Arakawa Kenji, Sugino Fuminori, Kodama Kazuya, Ishii Tatsuya, Kinashi Haruyasu
Department of Molecular Biotechnology, Graduate School of Advanced Sciences of Matter, Hiroshima University, 1-3-1 Kagamiyama, Higashi-Hiroshima 739-8530, Japan.
Chem Biol. 2005 Feb;12(2):249-56. doi: 10.1016/j.chembiol.2005.01.009.
The lankacidin biosynthetic gene cluster in Streptomyces rochei strain 7434AN4 was found to span 31 kb of the giant linear plasmid pSLA2-L and contain a polyketide synthase (PKS)/nonribosomal peptide synthetase (NRPS) hybrid gene (lkcA), type I PKS genes, and pyrroloquinoline quinone (PQQ) biosynthetic genes (lkcK-lkcO). Feeding of PQQ to a pqq mutant restored the lankacidin production, suggesting its crucial role in an oxidation process. However, formation of the 17-membered macrocyclic ring was not catalyzed by PQQ-dependent dehydrogenase (Orf23), but was by flavin-dependent amine oxidase (LkcE). Compound LC-KA05 isolated from an lkcE disruptant was an acyclic intermediate lacking the C2-C18 linkage. These results suggested a cyclization mechanism for the synthesis of the lankacidin macrocyclic skeleton.

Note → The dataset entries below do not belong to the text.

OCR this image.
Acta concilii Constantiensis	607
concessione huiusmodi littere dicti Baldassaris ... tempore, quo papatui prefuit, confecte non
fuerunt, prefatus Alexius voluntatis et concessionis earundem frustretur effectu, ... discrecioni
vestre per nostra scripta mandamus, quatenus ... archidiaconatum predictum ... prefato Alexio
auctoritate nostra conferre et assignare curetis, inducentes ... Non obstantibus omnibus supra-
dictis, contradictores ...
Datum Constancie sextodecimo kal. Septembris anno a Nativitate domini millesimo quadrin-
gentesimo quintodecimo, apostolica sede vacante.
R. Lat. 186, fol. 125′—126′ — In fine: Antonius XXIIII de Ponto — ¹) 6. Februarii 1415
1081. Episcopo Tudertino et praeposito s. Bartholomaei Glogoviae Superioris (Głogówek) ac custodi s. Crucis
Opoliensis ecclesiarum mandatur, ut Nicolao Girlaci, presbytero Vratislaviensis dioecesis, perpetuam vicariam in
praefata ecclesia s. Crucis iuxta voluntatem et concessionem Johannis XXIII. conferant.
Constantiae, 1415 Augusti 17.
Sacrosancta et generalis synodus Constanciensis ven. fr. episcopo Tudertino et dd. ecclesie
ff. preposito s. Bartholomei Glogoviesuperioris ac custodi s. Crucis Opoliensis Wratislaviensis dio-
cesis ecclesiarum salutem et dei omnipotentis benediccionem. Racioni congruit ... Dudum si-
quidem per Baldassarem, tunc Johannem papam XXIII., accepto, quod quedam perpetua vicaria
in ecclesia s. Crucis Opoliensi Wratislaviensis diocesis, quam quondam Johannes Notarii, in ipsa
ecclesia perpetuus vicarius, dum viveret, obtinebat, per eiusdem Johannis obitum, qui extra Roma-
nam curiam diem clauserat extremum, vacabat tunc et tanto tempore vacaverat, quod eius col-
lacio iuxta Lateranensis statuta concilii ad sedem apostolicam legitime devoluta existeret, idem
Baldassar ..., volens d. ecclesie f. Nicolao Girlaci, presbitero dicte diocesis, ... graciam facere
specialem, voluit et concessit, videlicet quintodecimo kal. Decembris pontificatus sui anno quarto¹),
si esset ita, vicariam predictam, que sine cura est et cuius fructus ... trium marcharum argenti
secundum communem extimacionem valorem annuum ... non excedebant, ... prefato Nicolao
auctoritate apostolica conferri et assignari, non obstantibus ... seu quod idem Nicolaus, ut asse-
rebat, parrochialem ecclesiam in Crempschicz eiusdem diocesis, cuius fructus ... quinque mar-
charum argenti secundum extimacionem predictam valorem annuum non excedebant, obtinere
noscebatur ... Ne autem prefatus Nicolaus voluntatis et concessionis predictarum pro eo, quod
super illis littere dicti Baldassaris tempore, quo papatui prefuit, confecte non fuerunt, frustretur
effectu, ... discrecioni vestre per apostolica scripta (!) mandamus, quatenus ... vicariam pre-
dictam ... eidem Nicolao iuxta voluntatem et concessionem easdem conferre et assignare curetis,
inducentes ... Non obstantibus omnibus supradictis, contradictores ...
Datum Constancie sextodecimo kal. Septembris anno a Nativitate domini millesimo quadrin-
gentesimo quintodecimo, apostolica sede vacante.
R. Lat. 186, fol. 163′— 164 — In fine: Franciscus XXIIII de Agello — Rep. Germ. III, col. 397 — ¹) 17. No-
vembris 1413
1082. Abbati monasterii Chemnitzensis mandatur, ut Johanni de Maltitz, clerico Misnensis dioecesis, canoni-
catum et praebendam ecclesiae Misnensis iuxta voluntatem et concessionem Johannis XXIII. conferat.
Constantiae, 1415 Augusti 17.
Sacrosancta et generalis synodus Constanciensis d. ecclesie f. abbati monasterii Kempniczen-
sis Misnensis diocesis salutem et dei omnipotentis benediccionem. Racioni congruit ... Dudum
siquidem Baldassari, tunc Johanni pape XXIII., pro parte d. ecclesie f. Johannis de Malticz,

人们发现罗氏链霉菌7434AN4菌株中的兰卡杀菌素生物合成基因簇跨越巨大的线性质粒pSLA2-L上的31 kb,包含一个聚酮合酶(PKS)/非核糖体肽合成酶(NRPS)杂交基因(lkcA)、I型PKS基因以及吡咯喹啉醌(PQQ)生物合成基因(lkcK-lkcO)。向pqq突变体投喂PQQ可恢复兰卡杀菌素的产生,表明其在氧化过程中起关键作用。然而,17元大环的形成并非由PQQ依赖的脱氢酶(Orf23)催化,而是由黄素依赖的胺氧化酶(LkcE)催化。从lkcE缺失突变体中分离出的化合物LC-KA05是一种缺乏C2-C18连接的无环中间体。这些结果提示了兰卡杀菌素大环骨架合成的环化机制。